Untitled 14
By Gunnerson
- 368 reads
Back at the wall, work was torn into.
Within the first hour of the afternoon period, Ray had taken out and thrown down all of the ivy from his side, leaving the gutter and drainpipe for the wide chisels and circular saw. Apart from the removal of the branches from the brick and mortar, that would be the preparation done.
During the second hour, Ray and Terry worked together on finishing the other side whilst Rob bagged up the ivy and dragged it towards the gate.
At break-time, they decided not to go back to the shed for tea. They were tired and needed a rest, not a walk, so they lay on the lawn and drank some water from Ray’s flask.
‘Almost there,’ said Rob.
‘Yeah, nearly done,’ said Terry, taking off his smock and smacking it into the lawn to get the horrible stickiness of the ivy off.
Ray laid back onto the lawn and looked up to the sky.
He’d never once in all his working life relaxed in such a way but those old rules didn’t count now.
Rob looked worse for wear, too, and chose to do as Ray, lying back on the lawn in a trancelike state.
‘Oi,’ said Terry. ‘What’s all this, Butlins? Never seen you lie on the lawn before, chef.’
Ray mumbled something and carried on looking at the sky.
‘Oi,’ said Terry. ‘You do feel alright, don’t you, chef?’
‘Of course I do,’ said Ray, without much conviction. ‘Just let up for a minute and enjoy the sunshine.’
Terry had never heard Ray talk like that before and shook his head, but then he decided to join them and laid down next to Rob to dwell with the sun.
After about a quarter of an hour, the three gardeners pushed themselves up from the lawn and went to finish off the ivy.
With Ray and Terry on the ladders either side of the drainpipe, they hacked and snapped and chiselled away at the coiled web of ivy around the long metal shaft. Rob stood beneath them catching strips of ivy.
If Terry couldn’t prise out a strip from his side, Ray would try and pull it out or bash it through with a hammer from his side, and so they carried on up the pipe towards the top.

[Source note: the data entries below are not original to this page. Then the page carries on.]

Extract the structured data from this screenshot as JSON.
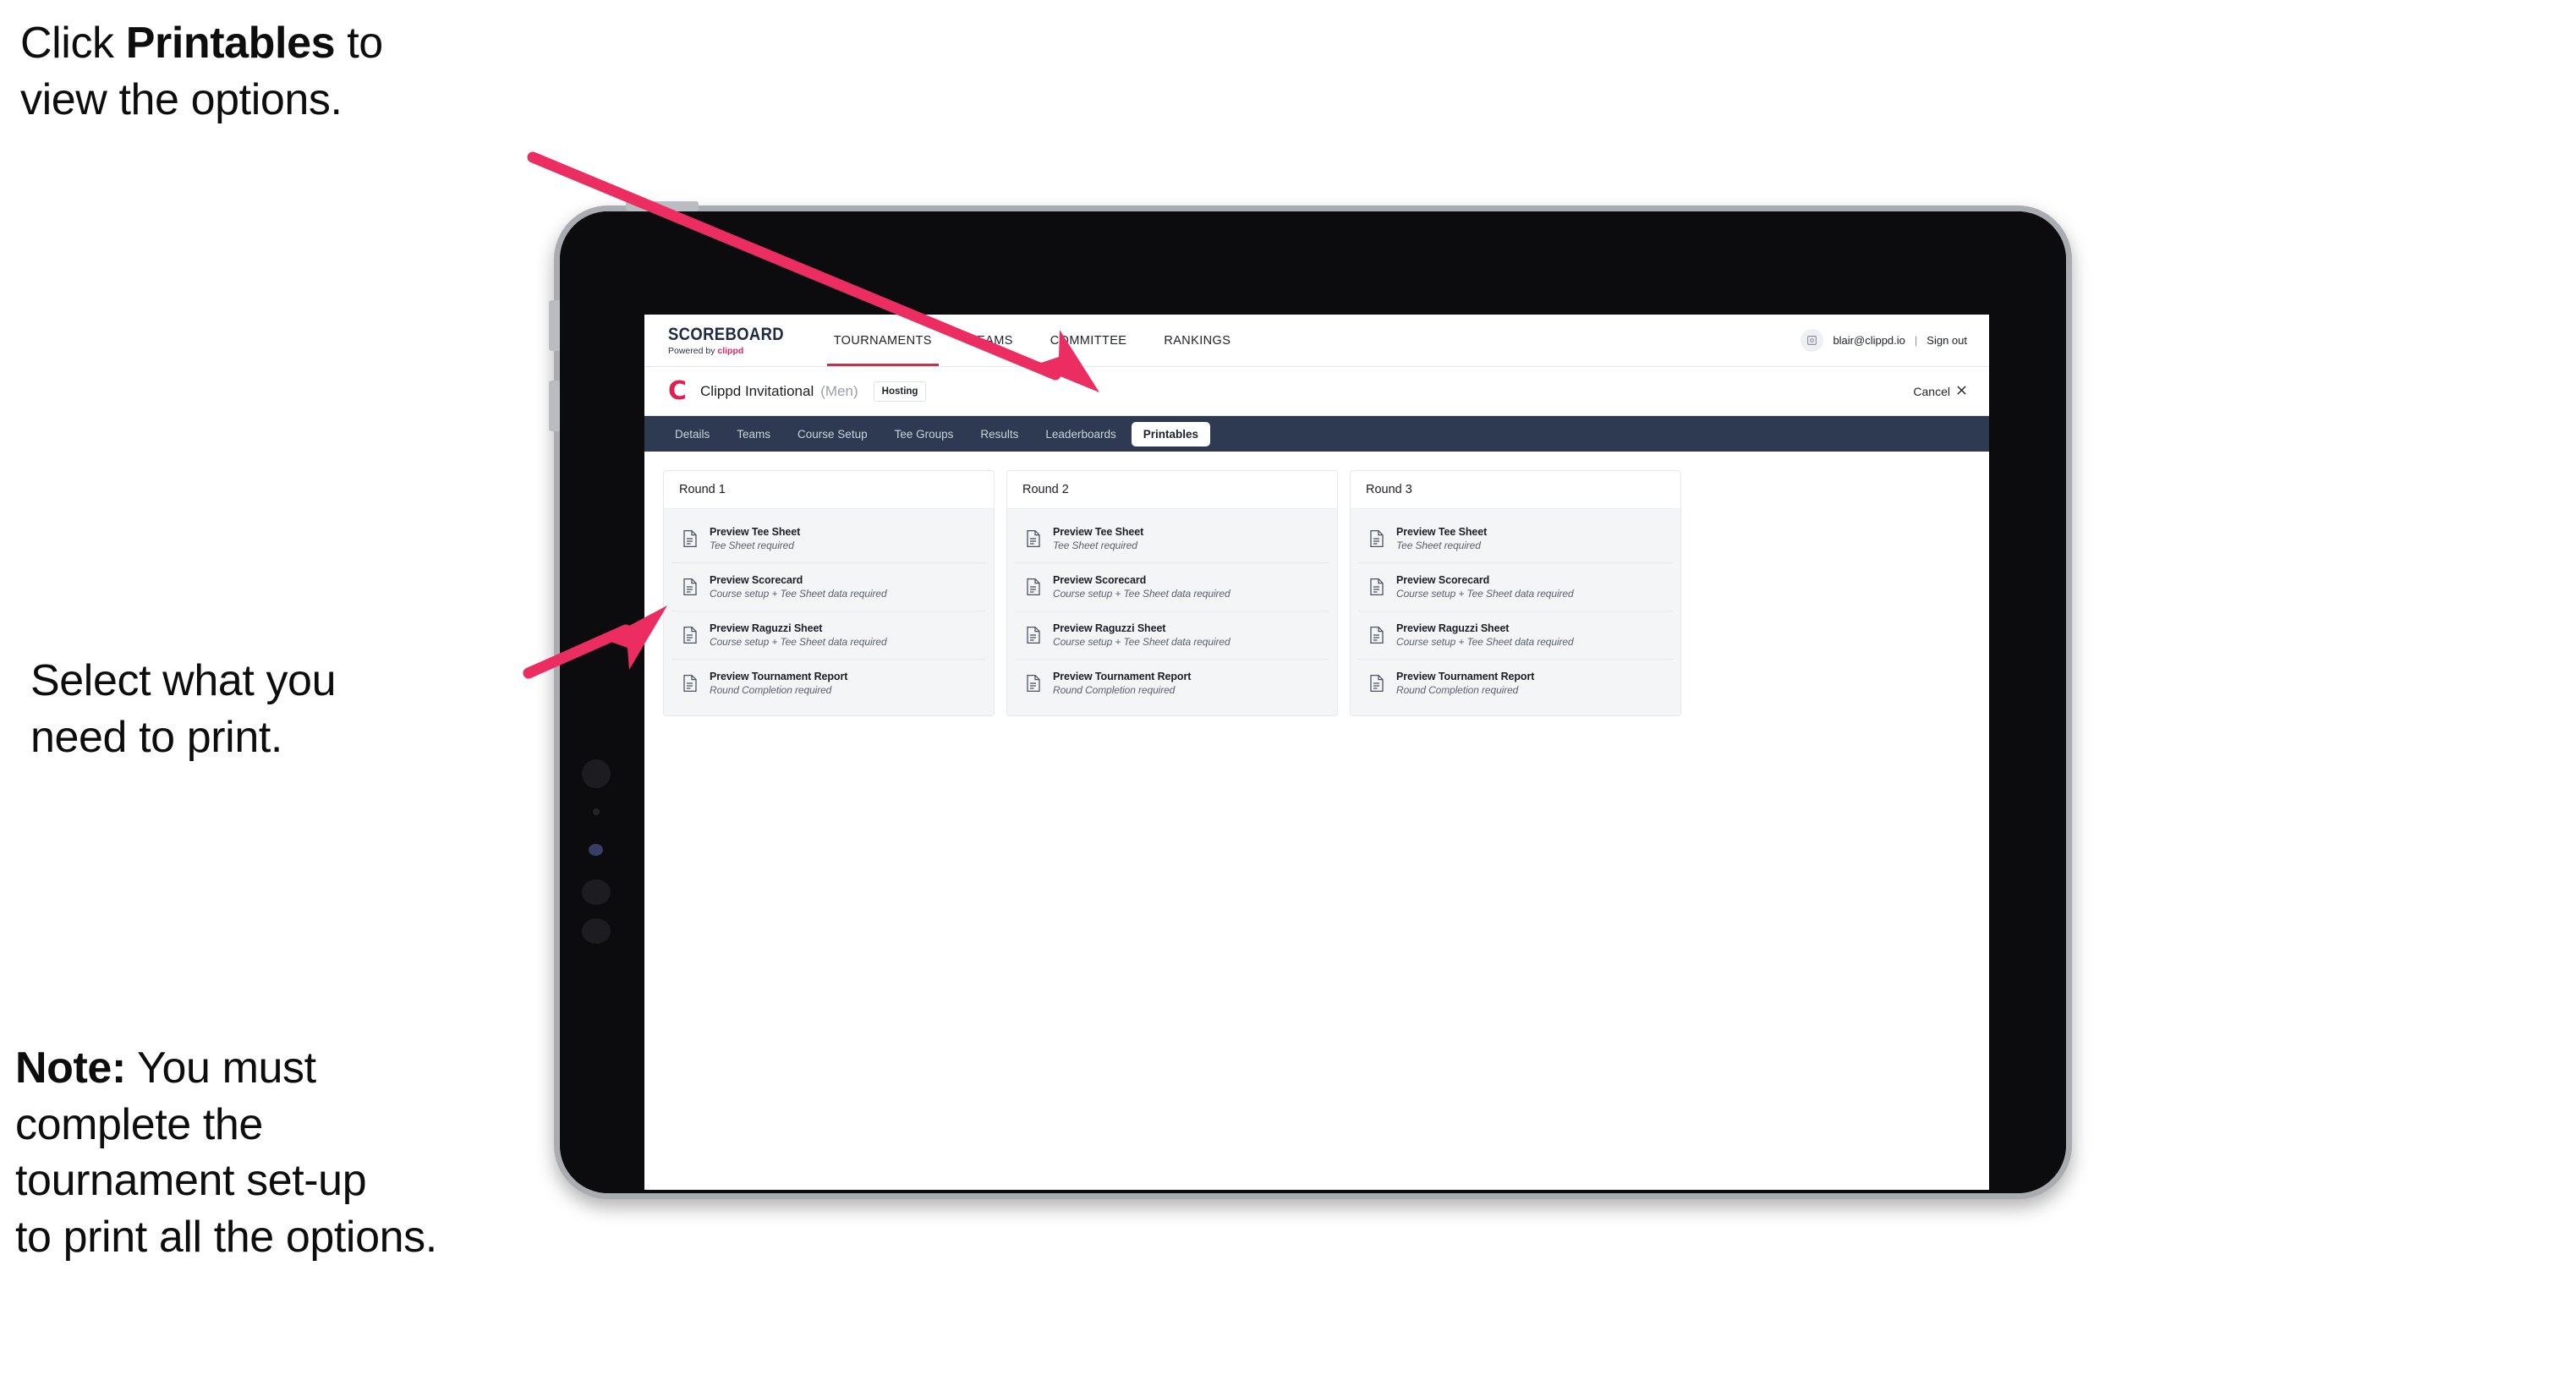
{
  "annotations": {
    "click_printables": {
      "prefix": "Click ",
      "bold": "Printables",
      "suffix": " to\nview the options."
    },
    "select_print": "Select what you\n need to print.",
    "note": {
      "bold": "Note:",
      "text": " You must\ncomplete the\ntournament set-up\nto print all the options."
    },
    "arrow_color": "#ec2d61"
  },
  "app": {
    "brand": {
      "title": "SCOREBOARD",
      "powered_prefix": "Powered by ",
      "powered_name": "clippd"
    },
    "topnav": {
      "links": [
        {
          "label": "TOURNAMENTS",
          "active": true
        },
        {
          "label": "TEAMS",
          "active": false
        },
        {
          "label": "COMMITTEE",
          "active": false
        },
        {
          "label": "RANKINGS",
          "active": false
        }
      ],
      "avatar_icon": "user-avatar-icon",
      "user_email": "blair@clippd.io",
      "divider": "|",
      "sign_out": "Sign out"
    },
    "tournament_header": {
      "logo_glyph": "C",
      "name": "Clippd Invitational",
      "gender": "(Men)",
      "status_badge": "Hosting",
      "cancel_label": "Cancel",
      "cancel_icon": "close-icon"
    },
    "tabs": [
      {
        "label": "Details",
        "active": false
      },
      {
        "label": "Teams",
        "active": false
      },
      {
        "label": "Course Setup",
        "active": false
      },
      {
        "label": "Tee Groups",
        "active": false
      },
      {
        "label": "Results",
        "active": false
      },
      {
        "label": "Leaderboards",
        "active": false
      },
      {
        "label": "Printables",
        "active": true
      }
    ],
    "rounds": [
      {
        "title": "Round 1",
        "items": [
          {
            "title": "Preview Tee Sheet",
            "subtitle": "Tee Sheet required"
          },
          {
            "title": "Preview Scorecard",
            "subtitle": "Course setup + Tee Sheet data required"
          },
          {
            "title": "Preview Raguzzi Sheet",
            "subtitle": "Course setup + Tee Sheet data required"
          },
          {
            "title": "Preview Tournament Report",
            "subtitle": "Round Completion required"
          }
        ]
      },
      {
        "title": "Round 2",
        "items": [
          {
            "title": "Preview Tee Sheet",
            "subtitle": "Tee Sheet required"
          },
          {
            "title": "Preview Scorecard",
            "subtitle": "Course setup + Tee Sheet data required"
          },
          {
            "title": "Preview Raguzzi Sheet",
            "subtitle": "Course setup + Tee Sheet data required"
          },
          {
            "title": "Preview Tournament Report",
            "subtitle": "Round Completion required"
          }
        ]
      },
      {
        "title": "Round 3",
        "items": [
          {
            "title": "Preview Tee Sheet",
            "subtitle": "Tee Sheet required"
          },
          {
            "title": "Preview Scorecard",
            "subtitle": "Course setup + Tee Sheet data required"
          },
          {
            "title": "Preview Raguzzi Sheet",
            "subtitle": "Course setup + Tee Sheet data required"
          },
          {
            "title": "Preview Tournament Report",
            "subtitle": "Round Completion required"
          }
        ]
      }
    ],
    "colors": {
      "accent_pink": "#e0204e",
      "tabstrip_navy": "#2e3a51",
      "active_underline": "#b33a52"
    }
  }
}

The trouble started only a few feet from the ground, when they quickly realised that the ivy had eaten through from behind the drainpipe and as good as replaced the brickwork with a set of knots and knuckles that they assumed went right to the top, a sort of tree of knots and knuckles concealed behind the innocent rainwater pipe.
The more they hacked and blunted their instruments, the more evidence that the brickwork would need major work.
Suddenly, it dawned on Ray that he may well have inadvertently strayed from the depth in which he felt relatively comfortable.
If David had been there to see the building nightmare that had been revealed by killing the ivy, he would have had no choice but to reprimand Ray and inform the Trust that a surveyor was urgently required for an assessment of major damage caused to the historical site as a result of long-undetected ivy.
In Ray’s favour, if he hadn’t seen fit to cut it back now and waited till the end of or even next summer, the Trust may have had even more of a catastrophe on their hands.
As far as Ray could tell from the extent of the damage made by the fused knuckles, there was little doubt in his mind that he had done the right thing by tending to it.
The only thing that he couldn’t work out was whether he could properly renovate the wall in the time that David was away.
The note had said that he would not be at work all week, which gave them three more days to rebuild the holes left by all the knots and knuckles and to finish it off with bricks and lime mortar, which they had a stack of around the back of the shed.
If David’s problem could only persist into the next week, the three gardeners would be home and dry by Wednesday at the very latest.
The Trust would save an arm and a leg, health and safety would be none the wiser (which wasn’t difficult) and Ray’s job would be secure again.
If ever it came to light what had gone on, Ray would strongly urge to the Trust that the lads be kept on, no matter what their views as regards the wall. They, he would stress, were merely carrying out orders.